Of course, this standard is not a very strict one, and any school district which has decided not to renew a non-tenured teacher’s contract for valid reasons ought to be able to meet it easily. However, to use language which we quoted in K & L Distributors as an example, if a school district has used its non-retention power,

(a) to retaliate against the person because of his political views or
(b) to bear down on him for his religious views or his racial attitudes or
(c) to get him out of town so that the amorous interests of a Board member might be better served

then the action would violate the standard. 486 P.2d at 355.

Drown v. Portsmouth School District, 451 F.2d 1106 (1st Cir. 1971) contains an apt explanation of the meaning of the arbitrary *14or capricious standard in the context of a challenge to the non-retention of a nontenured teacher. As the court explains, a decision to non-retain may be arbitrary or capricious in three ways. (1) It may be based on reasons which are “unrelated to the educational process or to working relationships within the educational institution”; (2) it may be based on reasons which are too trivial to justify the decision; or (3) it may be based on reasons which are factually unsupported. 451 F.2d at 1108.

In this case it appears that the Board’s decision to non-retain was not arbitrary, since the decision was based on reasons which are related to appellant’s on-the-job performance, the reasons are not trivial, and they are factually supported. I therefore concur in the decision reached by the majority.

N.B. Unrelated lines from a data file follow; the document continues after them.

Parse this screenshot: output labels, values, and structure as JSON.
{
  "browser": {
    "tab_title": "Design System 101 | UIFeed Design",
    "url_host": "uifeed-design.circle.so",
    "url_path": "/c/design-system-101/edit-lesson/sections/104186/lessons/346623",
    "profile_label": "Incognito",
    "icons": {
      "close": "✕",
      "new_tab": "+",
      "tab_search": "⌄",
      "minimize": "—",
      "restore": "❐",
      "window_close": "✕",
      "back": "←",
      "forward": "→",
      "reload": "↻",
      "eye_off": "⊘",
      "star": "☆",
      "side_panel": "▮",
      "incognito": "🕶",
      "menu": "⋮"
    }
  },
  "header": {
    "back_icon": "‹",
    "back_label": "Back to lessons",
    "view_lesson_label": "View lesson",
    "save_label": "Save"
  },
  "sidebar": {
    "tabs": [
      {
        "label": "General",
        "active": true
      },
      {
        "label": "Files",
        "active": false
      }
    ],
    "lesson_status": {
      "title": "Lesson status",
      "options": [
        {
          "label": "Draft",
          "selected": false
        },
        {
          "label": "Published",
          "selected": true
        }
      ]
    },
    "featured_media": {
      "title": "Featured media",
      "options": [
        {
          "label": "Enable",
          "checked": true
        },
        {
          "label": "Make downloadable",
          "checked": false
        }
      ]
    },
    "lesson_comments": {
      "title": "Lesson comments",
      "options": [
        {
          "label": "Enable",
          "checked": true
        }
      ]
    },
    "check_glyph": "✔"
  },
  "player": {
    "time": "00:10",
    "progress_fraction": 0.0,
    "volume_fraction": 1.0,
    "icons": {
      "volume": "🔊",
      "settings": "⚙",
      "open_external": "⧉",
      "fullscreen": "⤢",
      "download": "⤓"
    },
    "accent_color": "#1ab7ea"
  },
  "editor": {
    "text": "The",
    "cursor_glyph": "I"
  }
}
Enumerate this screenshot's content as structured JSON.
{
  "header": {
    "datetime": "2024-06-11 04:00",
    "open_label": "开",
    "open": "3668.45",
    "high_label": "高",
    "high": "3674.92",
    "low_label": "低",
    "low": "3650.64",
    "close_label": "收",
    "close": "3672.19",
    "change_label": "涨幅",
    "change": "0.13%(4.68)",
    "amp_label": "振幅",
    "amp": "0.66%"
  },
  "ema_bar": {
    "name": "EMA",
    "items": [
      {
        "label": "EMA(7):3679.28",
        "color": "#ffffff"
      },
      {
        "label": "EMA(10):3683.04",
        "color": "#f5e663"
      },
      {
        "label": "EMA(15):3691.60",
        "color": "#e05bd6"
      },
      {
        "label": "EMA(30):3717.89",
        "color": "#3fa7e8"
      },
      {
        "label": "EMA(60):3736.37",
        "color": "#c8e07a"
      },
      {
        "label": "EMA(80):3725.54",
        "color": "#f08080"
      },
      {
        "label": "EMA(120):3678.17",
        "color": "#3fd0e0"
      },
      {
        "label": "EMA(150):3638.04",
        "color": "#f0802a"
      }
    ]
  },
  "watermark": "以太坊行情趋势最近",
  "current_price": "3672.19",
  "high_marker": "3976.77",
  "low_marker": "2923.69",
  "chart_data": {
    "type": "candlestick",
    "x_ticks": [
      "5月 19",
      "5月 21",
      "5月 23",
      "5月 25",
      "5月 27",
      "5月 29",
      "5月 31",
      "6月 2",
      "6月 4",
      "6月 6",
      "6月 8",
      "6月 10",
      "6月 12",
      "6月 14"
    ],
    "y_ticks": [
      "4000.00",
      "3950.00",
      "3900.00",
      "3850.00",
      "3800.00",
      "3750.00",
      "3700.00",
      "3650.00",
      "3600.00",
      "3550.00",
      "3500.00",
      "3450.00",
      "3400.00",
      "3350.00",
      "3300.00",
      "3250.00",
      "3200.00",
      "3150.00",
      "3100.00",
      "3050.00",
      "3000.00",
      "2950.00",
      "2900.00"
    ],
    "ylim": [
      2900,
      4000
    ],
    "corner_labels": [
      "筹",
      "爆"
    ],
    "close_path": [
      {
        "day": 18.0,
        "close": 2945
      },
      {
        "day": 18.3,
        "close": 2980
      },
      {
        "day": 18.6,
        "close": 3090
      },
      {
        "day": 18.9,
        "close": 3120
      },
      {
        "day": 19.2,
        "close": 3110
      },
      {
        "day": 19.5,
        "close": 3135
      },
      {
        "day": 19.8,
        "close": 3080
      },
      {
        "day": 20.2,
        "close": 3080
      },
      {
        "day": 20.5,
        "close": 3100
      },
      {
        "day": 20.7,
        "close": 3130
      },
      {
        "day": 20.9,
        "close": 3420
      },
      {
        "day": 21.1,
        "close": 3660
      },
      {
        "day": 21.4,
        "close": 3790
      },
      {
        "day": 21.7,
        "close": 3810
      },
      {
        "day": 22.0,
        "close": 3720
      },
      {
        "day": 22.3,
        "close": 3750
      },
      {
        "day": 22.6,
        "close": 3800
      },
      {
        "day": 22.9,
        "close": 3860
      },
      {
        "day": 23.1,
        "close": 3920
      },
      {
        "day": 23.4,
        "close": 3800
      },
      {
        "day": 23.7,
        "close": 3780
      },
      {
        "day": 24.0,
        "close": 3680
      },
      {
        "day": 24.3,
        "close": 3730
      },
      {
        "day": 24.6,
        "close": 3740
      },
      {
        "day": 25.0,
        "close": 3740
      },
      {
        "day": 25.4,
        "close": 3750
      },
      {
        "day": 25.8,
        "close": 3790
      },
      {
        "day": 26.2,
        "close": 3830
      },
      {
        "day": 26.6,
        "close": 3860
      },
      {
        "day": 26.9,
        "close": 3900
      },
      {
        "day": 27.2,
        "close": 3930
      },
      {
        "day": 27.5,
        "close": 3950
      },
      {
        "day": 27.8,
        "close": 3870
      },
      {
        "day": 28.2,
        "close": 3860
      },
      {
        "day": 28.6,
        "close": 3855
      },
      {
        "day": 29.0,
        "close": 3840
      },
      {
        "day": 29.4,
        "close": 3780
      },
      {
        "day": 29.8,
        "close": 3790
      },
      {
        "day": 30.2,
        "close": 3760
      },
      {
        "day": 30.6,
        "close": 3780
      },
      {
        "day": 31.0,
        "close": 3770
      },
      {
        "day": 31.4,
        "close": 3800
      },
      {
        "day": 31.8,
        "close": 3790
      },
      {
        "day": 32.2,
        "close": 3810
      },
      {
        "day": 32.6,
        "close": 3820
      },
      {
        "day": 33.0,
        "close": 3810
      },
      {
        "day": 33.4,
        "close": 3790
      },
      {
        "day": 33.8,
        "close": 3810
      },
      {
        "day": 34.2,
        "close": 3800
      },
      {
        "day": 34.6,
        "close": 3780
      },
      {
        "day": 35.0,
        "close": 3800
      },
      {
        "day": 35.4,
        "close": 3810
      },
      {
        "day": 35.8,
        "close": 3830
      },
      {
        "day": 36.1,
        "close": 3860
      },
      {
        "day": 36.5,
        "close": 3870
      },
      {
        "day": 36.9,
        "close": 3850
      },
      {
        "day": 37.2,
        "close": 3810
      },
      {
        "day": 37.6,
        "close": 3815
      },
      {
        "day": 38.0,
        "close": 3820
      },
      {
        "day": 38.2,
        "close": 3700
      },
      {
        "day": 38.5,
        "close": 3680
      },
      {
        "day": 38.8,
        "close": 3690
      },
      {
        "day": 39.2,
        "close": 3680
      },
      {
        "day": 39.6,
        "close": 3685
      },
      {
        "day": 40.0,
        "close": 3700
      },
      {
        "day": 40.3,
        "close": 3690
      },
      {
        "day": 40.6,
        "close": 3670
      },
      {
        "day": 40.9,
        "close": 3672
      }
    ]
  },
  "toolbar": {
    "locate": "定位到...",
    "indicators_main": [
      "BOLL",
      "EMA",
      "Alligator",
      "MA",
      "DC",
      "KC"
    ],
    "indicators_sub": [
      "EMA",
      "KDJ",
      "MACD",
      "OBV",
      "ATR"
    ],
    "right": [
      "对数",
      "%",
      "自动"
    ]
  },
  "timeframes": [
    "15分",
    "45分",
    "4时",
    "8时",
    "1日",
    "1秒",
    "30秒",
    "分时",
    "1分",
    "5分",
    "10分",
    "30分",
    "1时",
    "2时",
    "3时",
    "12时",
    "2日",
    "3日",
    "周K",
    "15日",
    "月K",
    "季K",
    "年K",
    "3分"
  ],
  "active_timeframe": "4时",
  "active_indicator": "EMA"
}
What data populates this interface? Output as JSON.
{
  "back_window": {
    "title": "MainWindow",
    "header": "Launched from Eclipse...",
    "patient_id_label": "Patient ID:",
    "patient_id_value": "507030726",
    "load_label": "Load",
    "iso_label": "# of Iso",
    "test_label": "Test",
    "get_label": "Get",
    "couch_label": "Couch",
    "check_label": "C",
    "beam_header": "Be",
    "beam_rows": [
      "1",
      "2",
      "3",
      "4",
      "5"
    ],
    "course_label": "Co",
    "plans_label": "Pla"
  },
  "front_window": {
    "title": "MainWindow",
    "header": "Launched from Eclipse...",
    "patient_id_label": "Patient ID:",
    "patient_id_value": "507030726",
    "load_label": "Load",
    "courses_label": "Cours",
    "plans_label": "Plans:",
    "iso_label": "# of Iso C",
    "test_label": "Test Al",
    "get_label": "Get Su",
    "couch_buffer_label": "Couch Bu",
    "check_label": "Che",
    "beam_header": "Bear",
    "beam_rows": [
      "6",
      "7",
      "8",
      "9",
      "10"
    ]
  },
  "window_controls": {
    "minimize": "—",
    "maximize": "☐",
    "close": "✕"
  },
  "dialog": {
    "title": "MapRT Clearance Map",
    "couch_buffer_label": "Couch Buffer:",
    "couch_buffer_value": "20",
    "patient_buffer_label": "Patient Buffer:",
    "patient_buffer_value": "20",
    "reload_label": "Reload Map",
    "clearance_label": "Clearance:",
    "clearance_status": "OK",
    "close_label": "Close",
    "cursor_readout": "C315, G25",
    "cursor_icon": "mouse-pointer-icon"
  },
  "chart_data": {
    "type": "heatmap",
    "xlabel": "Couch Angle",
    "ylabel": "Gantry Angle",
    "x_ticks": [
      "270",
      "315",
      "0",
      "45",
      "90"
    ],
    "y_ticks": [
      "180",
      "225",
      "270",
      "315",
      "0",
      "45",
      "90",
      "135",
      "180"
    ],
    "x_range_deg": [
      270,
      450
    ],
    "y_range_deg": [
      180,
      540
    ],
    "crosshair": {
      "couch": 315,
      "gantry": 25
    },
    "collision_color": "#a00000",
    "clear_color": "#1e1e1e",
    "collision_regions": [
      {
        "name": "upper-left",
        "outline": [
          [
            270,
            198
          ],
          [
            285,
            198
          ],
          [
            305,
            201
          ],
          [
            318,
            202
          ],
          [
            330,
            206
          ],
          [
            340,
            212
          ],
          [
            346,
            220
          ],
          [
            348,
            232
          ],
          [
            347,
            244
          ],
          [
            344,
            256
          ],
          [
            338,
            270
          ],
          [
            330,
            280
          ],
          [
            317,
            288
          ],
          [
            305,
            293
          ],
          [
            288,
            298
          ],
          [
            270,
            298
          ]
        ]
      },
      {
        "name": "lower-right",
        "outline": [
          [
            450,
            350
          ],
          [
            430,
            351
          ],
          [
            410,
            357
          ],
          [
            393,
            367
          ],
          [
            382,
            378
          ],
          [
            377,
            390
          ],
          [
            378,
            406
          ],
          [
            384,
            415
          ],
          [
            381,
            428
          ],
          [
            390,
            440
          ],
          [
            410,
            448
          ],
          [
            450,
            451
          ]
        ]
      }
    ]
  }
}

. See Davis, Administrative Law Treatise, Ch. 28 (1970 Supp.), and cases there cited. Davis states:

Judges often are not qualified to substitute judgment on [complex or specialized] subject matter but judges are generally qualified to determine the reasonableness of the administrative action. Judges should inquire whether the action was “without a rational explanation, inexplicably departed from established policies, or rested on an impermissible basis ... or ... on other ‘considerations that Congress could not have intended to make relevant.’ ”

Davis, id. at 994, quoting Wong Wing Hang v. Immigration and Naturalization Service, 360 F.2d 715, 719 (2nd Cir. 1966).